Fears over new financial crisis come back to haunt global markets as trading turmoil hits
Anxiety over negative central bank interest rates and new bail-in laws send banking stocks spiralling in a turbulent day of trading
Global stocks were gripped by a fresh bout of panic selling on Monday, raising fears over the health of the world’s banking system for the first time since the financial crisis.
European markets slumped to their lowest level in more than two years amid an unremittingly bleak outlook for the global economy and concerns over the resilience of the world’s biggest lenders.
The Euro Stoxx 600 index of leading bank shares fell as much as 6pc in Monday’s trading, closing down 5.6pc, plumbing depths not seen since August 2012. The continent’s lenders have now lost 17.3pc of their value of the last 30 days.
Volatility forced shares in Barclays to be briefly suspended in late afternoon trading. Barclays, along with BNP Paribas and ING Santander all closed down more than 5pc.

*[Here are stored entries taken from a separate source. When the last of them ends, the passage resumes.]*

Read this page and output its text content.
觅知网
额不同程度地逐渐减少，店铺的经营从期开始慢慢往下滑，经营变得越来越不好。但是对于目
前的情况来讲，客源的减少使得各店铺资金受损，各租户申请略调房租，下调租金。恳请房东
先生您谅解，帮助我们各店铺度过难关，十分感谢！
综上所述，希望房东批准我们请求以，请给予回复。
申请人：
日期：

Deutsche Bank was world’s biggest bank faller, with its shares down as much as 11.8pc. Germany’s largest lender, which posted a record loss in 2015, closed down 9.5pc on the day, and has seen 40pc of its market capitalisation wiped off since the start of the year. Its shares are now down to their lowest ever level at €13.82 per share.
The losses helped push down all Europe’s major indices into the red. The FTSE 100 fell 2.7pc, closing below the 5700 mark for the first time since January 20. Germany’s Dax and France’s CAC Index both declined 3.3pc and 3.2pc respectively.
Greece’s battered Athens Stock Exchange saw its market capitalisation collapse to levels last seen in 1990.
Banks bore the brunt of the sell-off as the “ugly spectre” of negative interests rates in two of the world’s three largest central banks – Europe and Japan – was spooking investors, said Jasper Lawler at CMC Markets.
The Bank of Japan joined the negative interest rate club at the end of January. Japan, along with Denmark, Sweden, Switzerland and the eurozone are effectively penalising commercial banks for holding reserves at the central bank.
Negative rates, coupled with weak earnings growth in some of the world’s largest lenders, and concerns over new EU “bail-in” laws designed to force investors to take the hit from bankruptcies, all weighed on bank shares.
“Investors have significantly reassessed the chance of an earnings turnaround after years of regulatory fines for past misdeeds”, said Mr Lawler.
Risk-off sentiment dominated in a turbulent day of trading, as safe haven flows pushed yields on government bonds to fresh lows.
Germany’s two-year bund fell to its lowest ever level at -0.506pc, while 10-year UK gilts declined 13 basis points to 1.43pc – their lowest level since February 2015.
Bearish sentiment was driven by perennial concerns over the health of the Chinese economy, a strong US dollar, and fears over insipid global growth in 2016.
“We struggle to remember many occasions when investor sentiment was quite as bearish and widespread as it feels today”, said Graham Secker at Morgan Stanley.
“Sure, 2008 was worse as the global financial crisis and fears of global depression created panic in markets, but today’s cool disdain for risk assets still takes some beating.”
The cost of insuring against default for investment grade bank debt rose to its highest level since 2013 to 119 basis points.
“Putting on a trade at the moment would feel like standing in front of an oncoming freight train,” said Juan Esteban Valencia at Societe Generale.
“There are too many issues to worry about, whether it’s oil, China’s slowdown, emerging markets or bank exposures to emerging markets and commodities.”